Ainda sobre o Cloudflare, eles afirmam que +80% dos usuários de seus serviços preferem bloquear os acessos dos AI crawlers, no que chamam de “Declare your AIndependence”, exatamente isso, uma proteção para você não gastar recursos e ter seu conteúdo copiado pela AI.
Em uma ação ainda mais interessante, a empresa apresenta um serviço que é literalmente um paywall para crawlers, propondo uma forma de monetização para que os crawlers paguem para poder ler seu conteúdo. Uma assinatura de leitura para robôs chamada “pay per crawl".
O CEO do Google Sundar Pichai já fez também diversas declarações sobre o tema, onde ele já afirmou por exemplo ao New York Times que:
“Haverá um mercado no futuro, acredito. Haverá criadores que irão criar para modelos de AI e serão pagos por isso. Eu realmente acredito nisso como parte do futuro e as pessoas encontrarão um meio de viabilização”
trecho traduzido por nossa equipe. Em outra entrevista para o The Verge (link em inglês), ele afirma que o Google vai continuar enviando tráfego para os publishers e ao ser indagado sobre abrir ou não um site além de TikTok e Youtube, ele reforça que a presença forte na web continua relevante.
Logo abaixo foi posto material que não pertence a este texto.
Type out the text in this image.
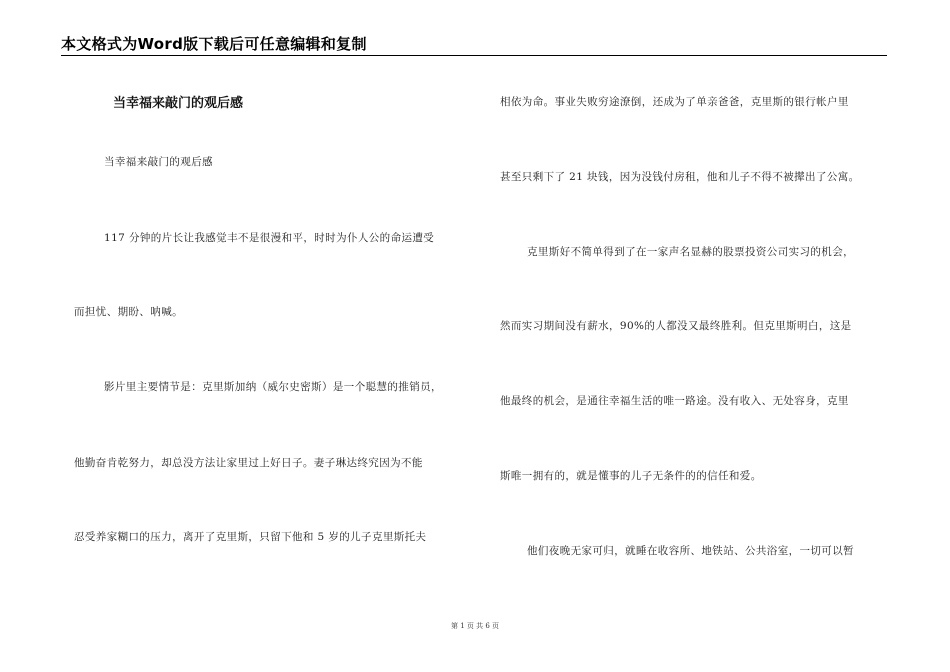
本文格式为Word版下载后可任意编辑和复制
当幸福来敲门的观后感
当幸福来敲门的观后感
117 分钟的片长让我感觉丰不是很漫和平，时时为仆人公的命运遭受
而担忧、期盼、呐喊。
影片里主要情节是：克里斯加纳（威尔史密斯）是一个聪慧的推销员，
他勤奋肯乾努力，却总没方法让家里过上好日子。妻子琳达终究因为不能
忍受养家糊口的压力，离开了克里斯，只留下他和 5 岁的儿子克里斯托夫
相依为命。事业失败穷途潦倒，还成为了单亲爸爸，克里斯的银行帐户里
甚至只剩下了 21 块钱，因为没钱付房租，他和儿子不得不被撵出了公寓。
克里斯好不简单得到了在一家声名显赫的股票投资公司实习的机会，
然而实习期间没有薪水，90%的人都没又最终胜利。但克里斯明白，这是
他最终的机会，是通往幸福生活的唯一路途。没有收入、无处容身，克里
斯唯一拥有的，就是懂事的儿子无条件的的信任和爱。
他们夜晚无家可归，就睡在收容所、地铁站、公共浴室，一切可以暂
第 1 页 共 6 页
Hoje a web é apenas um entre os diversos formatos de produzir e oferecer conteúdo, felizmente, ainda é um formato livre (afinal o site do chatGPT é um site, assim como o site do Youtube, também); porém, não há mais espaço para sites de qualidade média ou que não fazem um trabalho com muito esforço para realmente agradar sua audiência.
Os chatbots por LLM são produtos e as pessoas… são pessoas
Para que um prompt tenha uma resposta adequada, a imensidão de dados utilizados em treinamento não envolve somente grandes bases de dados, temos também e infelizmente, o subemprego de milhares e milhares de pessoas ao redor do mundo, principalmente no hemisfério sul. O software é de AI, mas a exploração é de pessoas e do meio ambiente (vide o artigo em inglês do MIT sobre impactos ambientais).
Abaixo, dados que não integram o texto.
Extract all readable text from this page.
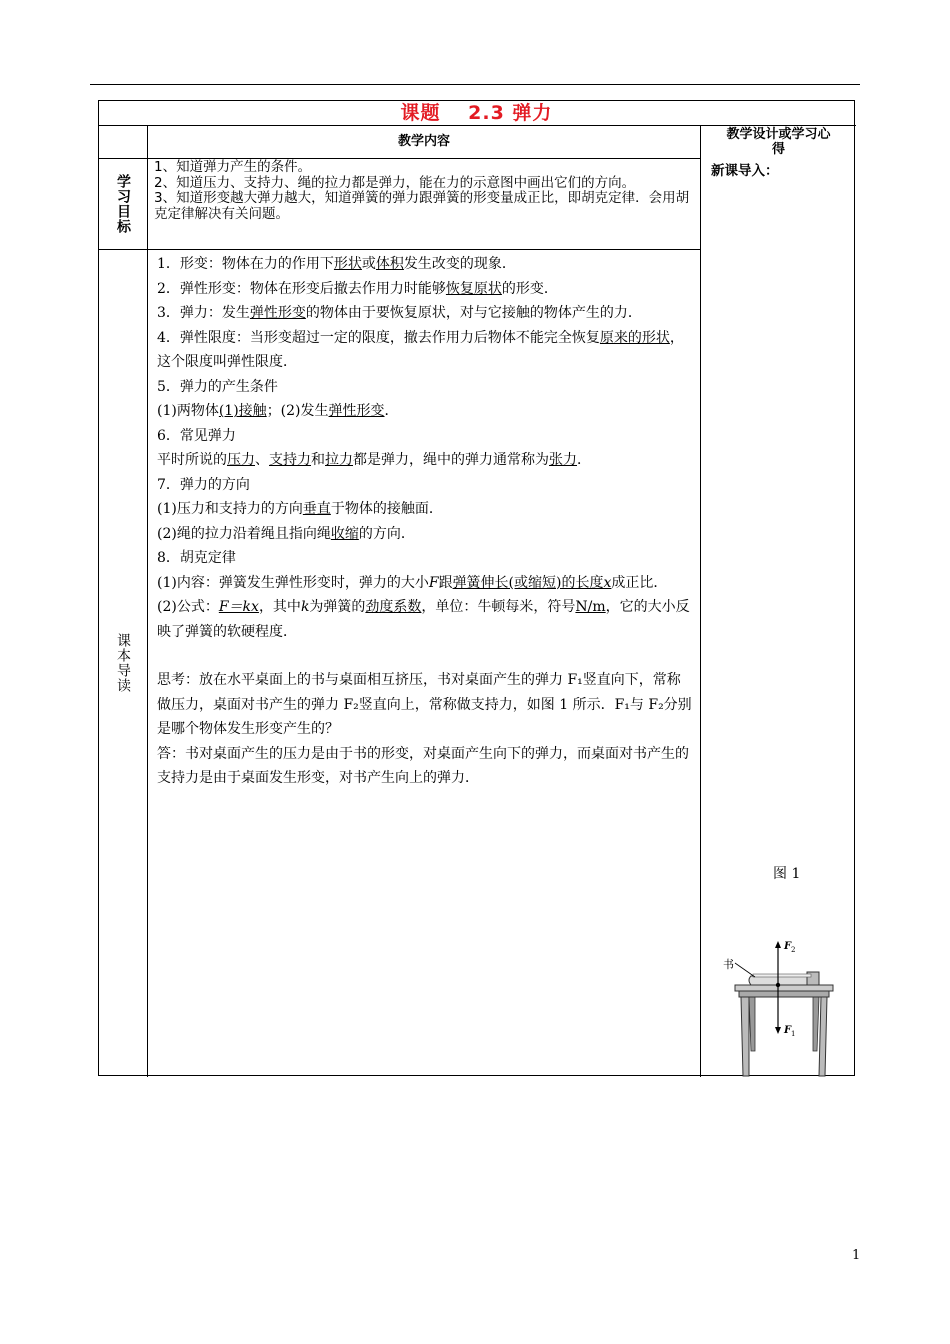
课题　 2.3 弹力
教学内容	教学设计或学习心
得
学习目标
1、知道弹力产生的条件。
2、知道压力、支持力、绳的拉力都是弹力，能在力的示意图中画出它们的方向。
3、知道形变越大弹力越大，知道弹簧的弹力跟弹簧的形变量成正比，即胡克定律．会用胡克定律解决有关问题。
新课导入：
图 1
书
F 2
F 1
课本导读

1．形变：物体在力的作用下形状或体积发生改变的现象．

2．弹性形变：物体在形变后撤去作用力时能够恢复原状的形变．

3．弹力：发生弹性形变的物体由于要恢复原状，对与它接触的物体产生的力．

4．弹性限度：当形变超过一定的限度，撤去作用力后物体不能完全恢复原来的形状，这个限度叫弹性限度．

5．弹力的产生条件

(1)两物体(1)接触；(2)发生弹性形变．

6．常见弹力

平时所说的压力、支持力和拉力都是弹力，绳中的弹力通常称为张力．

7．弹力的方向

(1)压力和支持力的方向垂直于物体的接触面．

(2)绳的拉力沿着绳且指向绳收缩的方向．

8．胡克定律

(1)内容：弹簧发生弹性形变时，弹力的大小F跟弹簧伸长(或缩短)的长度x成正比．

(2)公式：F＝kx，其中k为弹簧的劲度系数，单位：牛顿每米，符号N/m，它的大小反映了弹簧的软硬程度．

思考：放在水平桌面上的书与桌面相互挤压，书对桌面产生的弹力 F₁竖直向下，常称做压力，桌面对书产生的弹力 F₂竖直向上，常称做支持力，如图 1 所示．F₁与 F₂分别是哪个物体发生形变产生的？

答：书对桌面产生的压力是由于书的形变，对桌面产生向下的弹力，而桌面对书产生的支持力是由于桌面发生形变，对书产生向上的弹力．

1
O próprio G1 já falou sobre os “operários de dados”, ou chão de fábrica da AI, pessoas essenciais e mal remuneradas que executam tarefas intermináveis por uma média de R$500 para refinar a AI. Eles são conhecidos como trabalhadores fantasmas porque, por motivos óbvios, não é de interesse das bigTechs expor este lado nada “A” da AI.
Já o site da BBC fala do problema de forma internacional como uma “força de trabalho oculta", onde subcontratados em países do Hemisfério Sul trabalham por R$ 4 a R$ 10 a hora, ou seja, em nenhuma situação chega um salário mínimo aqui no Brasil. Talvez a AI não seja tão fantástica com a necessidade de tanto trabalho exploratório, tornando outros trabalhos por aplicativos ou internet até “mais dignos”.
O objetivo não é entrar no aspecto social, mas enfatizar que para as máquinas fazerem algo incrível, há muitas e muitas pessoas trabalhando para isso. Não é como deveria ser, mas tem e são fundamentais.
👆🏻 Se o próprio GPT diz que sem os trabalhadores invisíveis seu conteúdo não entenderia o que é apropriado, útil ou confiável, é melhor que a gente entenda que estes tipos de serviços são apenas ferramentas com utilidades computacionais.
E nós, pessoas, continuamos com a responsabilidade de lidar com o contexto e também o que faz sentido para escrever e interagir com nossas audiências.